Israel just marked its 59th birthday and like a typical baby boomer, tends to vent its frustration at dreams not realised.
Yet a core Israeli dream — to not only establish a state, but to have that state accepted in the Middle East and live at peace with its neighbours — is within reach. If only Israel, having finally got to yes with the Arab world, would recognise it.
Amidst all the Middle East doom and gloom, there are at least three reasons for real hope, Israeli, Palestinian, and regional.
On the Israeli side, there is a belated realisation that the absence of an agreed border, the ongoing occupation, and unfettered settlement activity have all been extremely costly in security, financial and moral terms.
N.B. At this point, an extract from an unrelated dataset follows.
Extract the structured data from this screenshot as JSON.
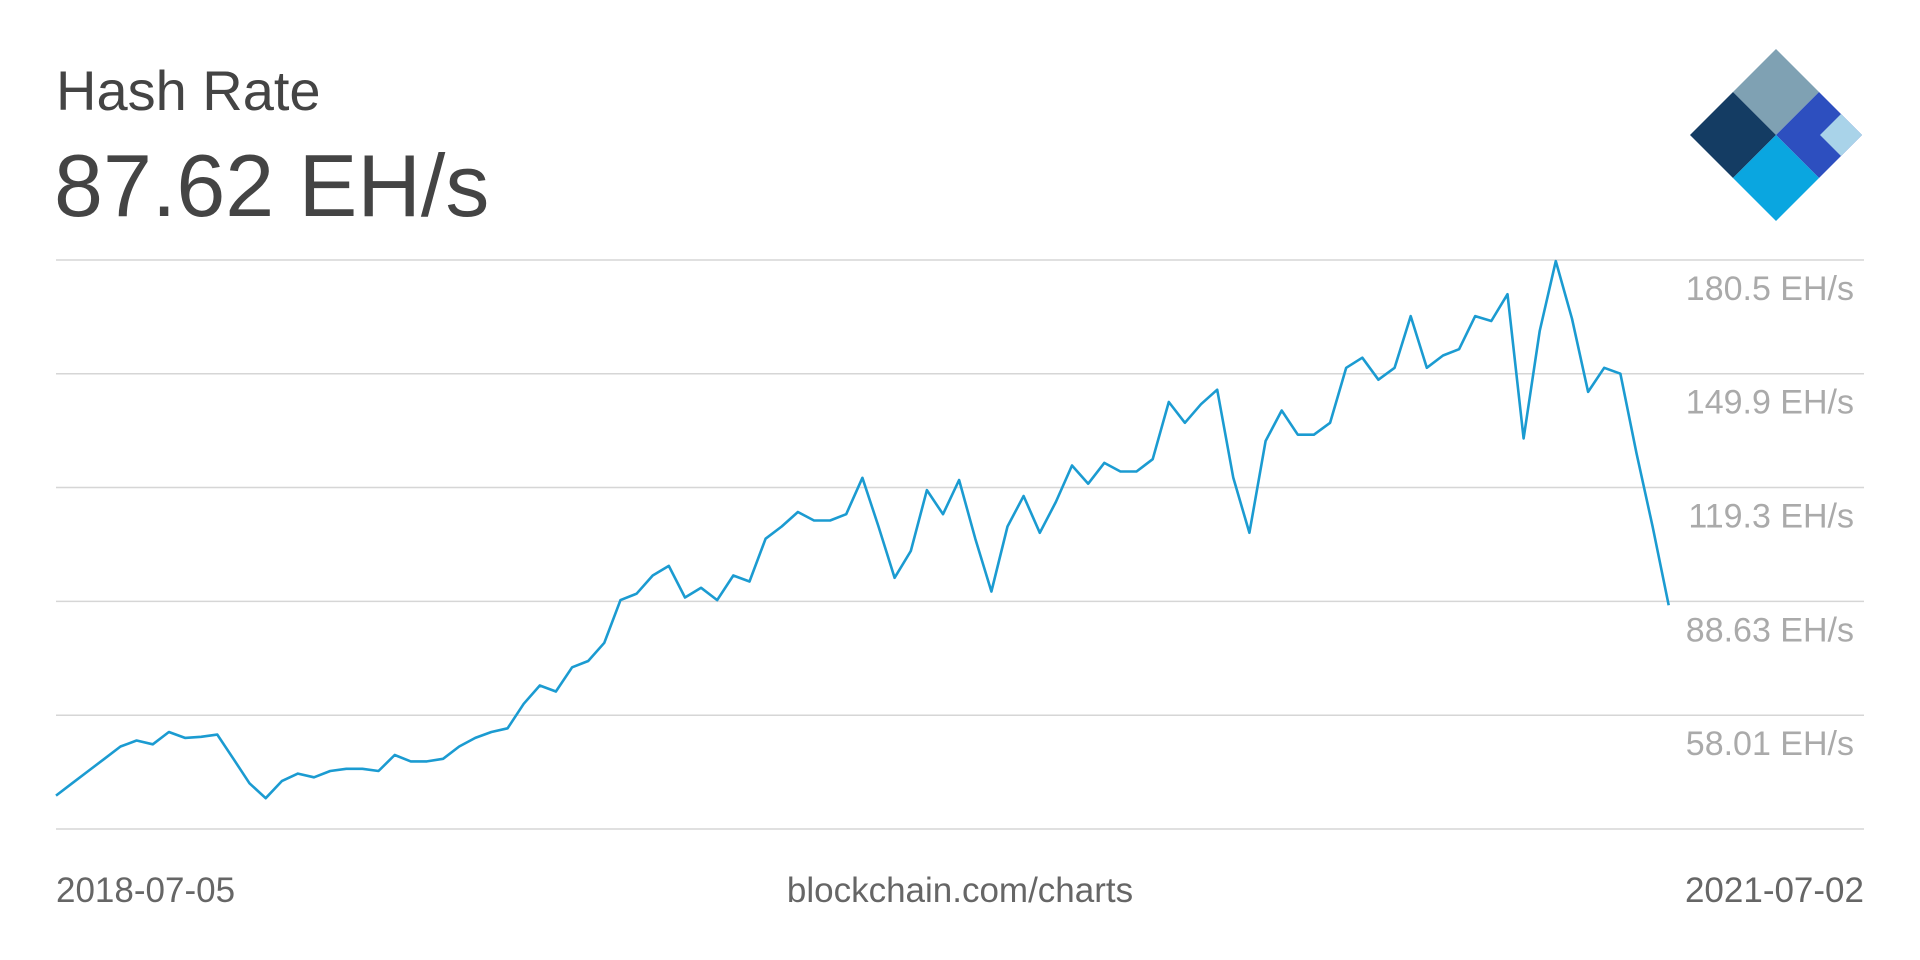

Israelis are increasingly cognisant that military force delivers, at best, partial solutions and are keen to find a negotiated way forward. They are distrustful of the Palestinians’ intentions and capacity to deliver, but view the Arab world as a more reliable and robust partner.
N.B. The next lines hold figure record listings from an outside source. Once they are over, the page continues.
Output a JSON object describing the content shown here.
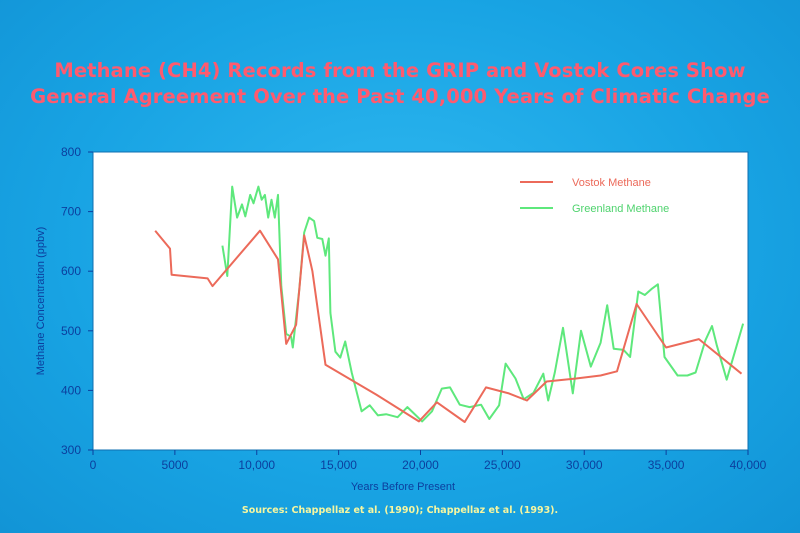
{
  "chart_data": {
    "type": "line",
    "title_line1": "Methane (CH4) Records from the GRIP and Vostok Cores Show",
    "title_line2": "General Agreement Over the Past 40,000 Years of Climatic Change",
    "xlabel": "Years Before Present",
    "ylabel": "Methane Concentration (ppbv)",
    "xlim": [
      0,
      40000
    ],
    "ylim": [
      300,
      800
    ],
    "xticks": [
      0,
      5000,
      10000,
      15000,
      20000,
      25000,
      30000,
      35000,
      40000
    ],
    "xtick_labels": [
      "0",
      "5000",
      "10,000",
      "15,000",
      "20,000",
      "25,000",
      "30,000",
      "35,000",
      "40,000"
    ],
    "yticks": [
      300,
      400,
      500,
      600,
      700,
      800
    ],
    "ytick_labels": [
      "300",
      "400",
      "500",
      "600",
      "700",
      "800"
    ],
    "legend_position": "top-right",
    "grid": false,
    "series": [
      {
        "name": "Vostok Methane",
        "color": "#ec6a5a",
        "points": [
          [
            3800,
            668
          ],
          [
            4700,
            638
          ],
          [
            4800,
            594
          ],
          [
            7000,
            588
          ],
          [
            7300,
            575
          ],
          [
            10200,
            668
          ],
          [
            11300,
            620
          ],
          [
            11800,
            478
          ],
          [
            12400,
            510
          ],
          [
            12900,
            660
          ],
          [
            13300,
            612
          ],
          [
            13400,
            600
          ],
          [
            14200,
            443
          ],
          [
            17300,
            393
          ],
          [
            19900,
            348
          ],
          [
            21000,
            380
          ],
          [
            22700,
            347
          ],
          [
            24000,
            405
          ],
          [
            25400,
            395
          ],
          [
            26500,
            383
          ],
          [
            27700,
            415
          ],
          [
            29500,
            420
          ],
          [
            31000,
            425
          ],
          [
            32000,
            432
          ],
          [
            33200,
            545
          ],
          [
            35000,
            472
          ],
          [
            37000,
            486
          ],
          [
            39600,
            428
          ]
        ]
      },
      {
        "name": "Greenland Methane",
        "color": "#5ee87c",
        "points": [
          [
            7900,
            643
          ],
          [
            8200,
            592
          ],
          [
            8500,
            742
          ],
          [
            8800,
            690
          ],
          [
            9100,
            712
          ],
          [
            9300,
            692
          ],
          [
            9600,
            728
          ],
          [
            9800,
            714
          ],
          [
            10100,
            742
          ],
          [
            10300,
            720
          ],
          [
            10500,
            728
          ],
          [
            10700,
            690
          ],
          [
            10900,
            720
          ],
          [
            11100,
            690
          ],
          [
            11300,
            728
          ],
          [
            11500,
            575
          ],
          [
            11800,
            495
          ],
          [
            12100,
            490
          ],
          [
            12200,
            472
          ],
          [
            12600,
            570
          ],
          [
            12900,
            665
          ],
          [
            13200,
            690
          ],
          [
            13500,
            684
          ],
          [
            13700,
            656
          ],
          [
            14000,
            654
          ],
          [
            14200,
            626
          ],
          [
            14400,
            655
          ],
          [
            14500,
            530
          ],
          [
            14800,
            465
          ],
          [
            15100,
            455
          ],
          [
            15400,
            482
          ],
          [
            15800,
            430
          ],
          [
            16400,
            365
          ],
          [
            16900,
            375
          ],
          [
            17400,
            358
          ],
          [
            17900,
            360
          ],
          [
            18600,
            355
          ],
          [
            19200,
            372
          ],
          [
            20100,
            348
          ],
          [
            20700,
            365
          ],
          [
            21300,
            403
          ],
          [
            21800,
            405
          ],
          [
            22400,
            376
          ],
          [
            23000,
            372
          ],
          [
            23700,
            376
          ],
          [
            24200,
            352
          ],
          [
            24800,
            375
          ],
          [
            25200,
            445
          ],
          [
            25800,
            420
          ],
          [
            26300,
            385
          ],
          [
            26900,
            396
          ],
          [
            27500,
            428
          ],
          [
            27800,
            383
          ],
          [
            28200,
            430
          ],
          [
            28700,
            505
          ],
          [
            29300,
            395
          ],
          [
            29800,
            500
          ],
          [
            30400,
            440
          ],
          [
            31000,
            480
          ],
          [
            31400,
            543
          ],
          [
            31800,
            470
          ],
          [
            32400,
            468
          ],
          [
            32800,
            456
          ],
          [
            33300,
            566
          ],
          [
            33700,
            560
          ],
          [
            34100,
            570
          ],
          [
            34500,
            578
          ],
          [
            34900,
            456
          ],
          [
            35700,
            425
          ],
          [
            36300,
            425
          ],
          [
            36800,
            430
          ],
          [
            37400,
            484
          ],
          [
            37800,
            508
          ],
          [
            38100,
            475
          ],
          [
            38700,
            418
          ],
          [
            39200,
            465
          ],
          [
            39700,
            512
          ]
        ]
      }
    ]
  },
  "sources": "Sources:  Chappellaz et al. (1990); Chappellaz et al. (1993)."
}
On the Palestinian side, and contrary to conventional wisdom in the US, the Mecca unity government deal between Fateh and Hamas in many ways represents a broadening Palestinian consensus around the inevitability of a two-state solution and acceptance of Israel as an irreversible reality. According to the unity government platform, President Mahmoud Abbas is authorised to negotiate with Israel, with any agreement reached having to be approved by a referendum or PLO vote, the legitimacy of which all parties would accept. External Arab states’ involvement helped to lock in this deal and would presumably be again required to back up a Palestinian sign-off on a permanent status peace deal with Israel.
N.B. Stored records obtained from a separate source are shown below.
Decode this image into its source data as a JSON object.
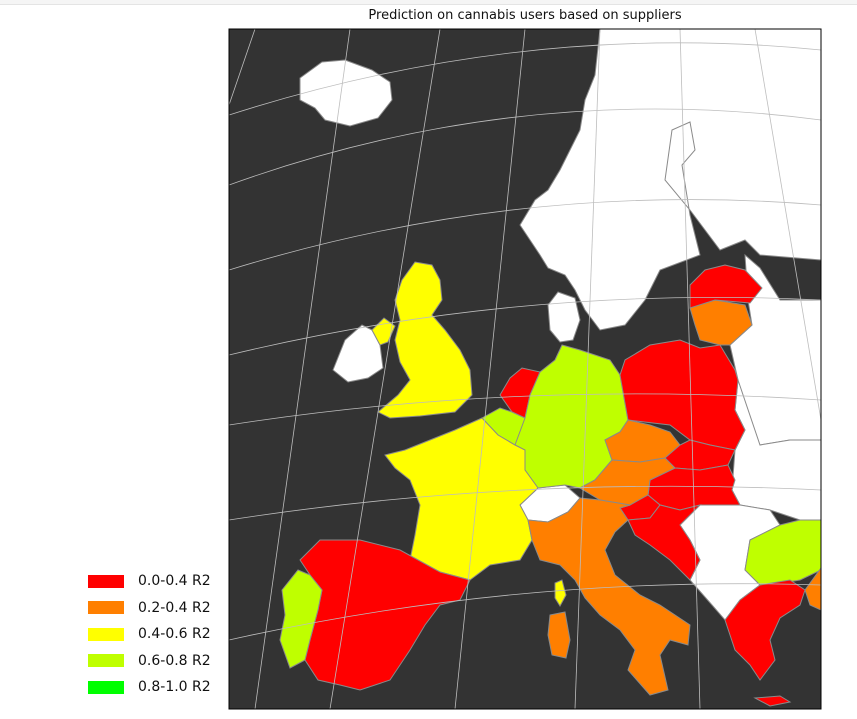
{
  "title": "Prediction on cannabis users based on suppliers",
  "colors": {
    "sea": "#333333",
    "land_nodata": "#ffffff",
    "border": "#8a8a8a",
    "coast": "#000000",
    "graticule": "#bdbdbd"
  },
  "legend": [
    {
      "label": "0.0-0.4 R2",
      "color": "#ff0000"
    },
    {
      "label": "0.2-0.4 R2",
      "color": "#ff7f00"
    },
    {
      "label": "0.4-0.6 R2",
      "color": "#ffff00"
    },
    {
      "label": "0.6-0.8 R2",
      "color": "#bfff00"
    },
    {
      "label": "0.8-1.0 R2",
      "color": "#00ff00"
    }
  ],
  "countries": [
    {
      "name": "Scandinavia",
      "category": "none"
    },
    {
      "name": "Iceland",
      "category": "none"
    },
    {
      "name": "Finland-Russia",
      "category": "none"
    },
    {
      "name": "Eastern Europe",
      "category": "none"
    },
    {
      "name": "Balkans",
      "category": "none"
    },
    {
      "name": "Switzerland",
      "category": "none"
    },
    {
      "name": "United Kingdom",
      "category": "0.4-0.6 R2"
    },
    {
      "name": "Ireland",
      "category": "none"
    },
    {
      "name": "Northern Ireland",
      "category": "0.4-0.6 R2"
    },
    {
      "name": "France",
      "category": "0.4-0.6 R2"
    },
    {
      "name": "Corsica",
      "category": "0.4-0.6 R2"
    },
    {
      "name": "Belgium",
      "category": "0.6-0.8 R2"
    },
    {
      "name": "Netherlands",
      "category": "0.0-0.4 R2"
    },
    {
      "name": "Germany",
      "category": "0.6-0.8 R2"
    },
    {
      "name": "Denmark",
      "category": "none"
    },
    {
      "name": "Poland",
      "category": "0.0-0.4 R2"
    },
    {
      "name": "Lithuania",
      "category": "0.2-0.4 R2"
    },
    {
      "name": "Latvia",
      "category": "0.0-0.4 R2"
    },
    {
      "name": "Czech Republic",
      "category": "0.2-0.4 R2"
    },
    {
      "name": "Slovakia",
      "category": "0.0-0.4 R2"
    },
    {
      "name": "Hungary",
      "category": "0.0-0.4 R2"
    },
    {
      "name": "Austria",
      "category": "0.2-0.4 R2"
    },
    {
      "name": "Slovenia",
      "category": "0.0-0.4 R2"
    },
    {
      "name": "Croatia",
      "category": "0.0-0.4 R2"
    },
    {
      "name": "Italy",
      "category": "0.2-0.4 R2"
    },
    {
      "name": "Sardinia",
      "category": "0.2-0.4 R2"
    },
    {
      "name": "Spain",
      "category": "0.0-0.4 R2"
    },
    {
      "name": "Portugal",
      "category": "0.6-0.8 R2"
    },
    {
      "name": "Bulgaria",
      "category": "0.6-0.8 R2"
    },
    {
      "name": "Greece",
      "category": "0.0-0.4 R2"
    },
    {
      "name": "Turkey",
      "category": "0.2-0.4 R2"
    }
  ]
}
That is why the third element, the regional role, is so important and why renewed peace efforts could take the Saudi Arabia initiative as a key point of departure.
While the clauses of the relaunched Arab Peace Initiative are essentially the same as those of the original 2002 initiative, the context in which the current initiative is launched is very different.
The person who launched the 2002 initiative, then Crown Prince Abdullah is now king of Saudi Arabia that has assumed the leadership mantle of the Arabs, brokering the new Palestinian coalition government, mediating between the factions in Lebanon and formulating regional strategy over Iran.
In addition, the Arab world is witnessing a rarely seen unity over the initiative, signalling a fundamental shift towards accepting Israel as a neighbour and partner.
Israel has oscillated between enthusiasm and concern in its response to the initiative. Israeli criticism of a take it or leave it proposal or of the refugee or border clauses largely miss the point.
The Saudi and Egyptian foreign ministers have stressed that Israel should accept the initiative “in principle” and as “a framework”, after which all issues were open for negotiations. The border clause says that borders should “be based” on the 1967 lines, implying that the exact borderlines would be negotiated. On the refugees, the key terminology in the clause is the phrase “agreed upon”. By definition, “agreed upon” means Israel signing off on a solution to the refugee issue that it, too, accepts.
An additional bonus is that influential non-Arab Muslim states have also signed up to the logic behind the initiative — peace for normalisation. Pakistan, Indonesia and Malaysia all fall into this category.
It is no longer an act of wide-eyed naiveté to envisage an Israel at peace with its neighbours and accepted by the Arab and Muslim worlds. Israel did it; it got to yes. Now it is time to recognise it and act on it.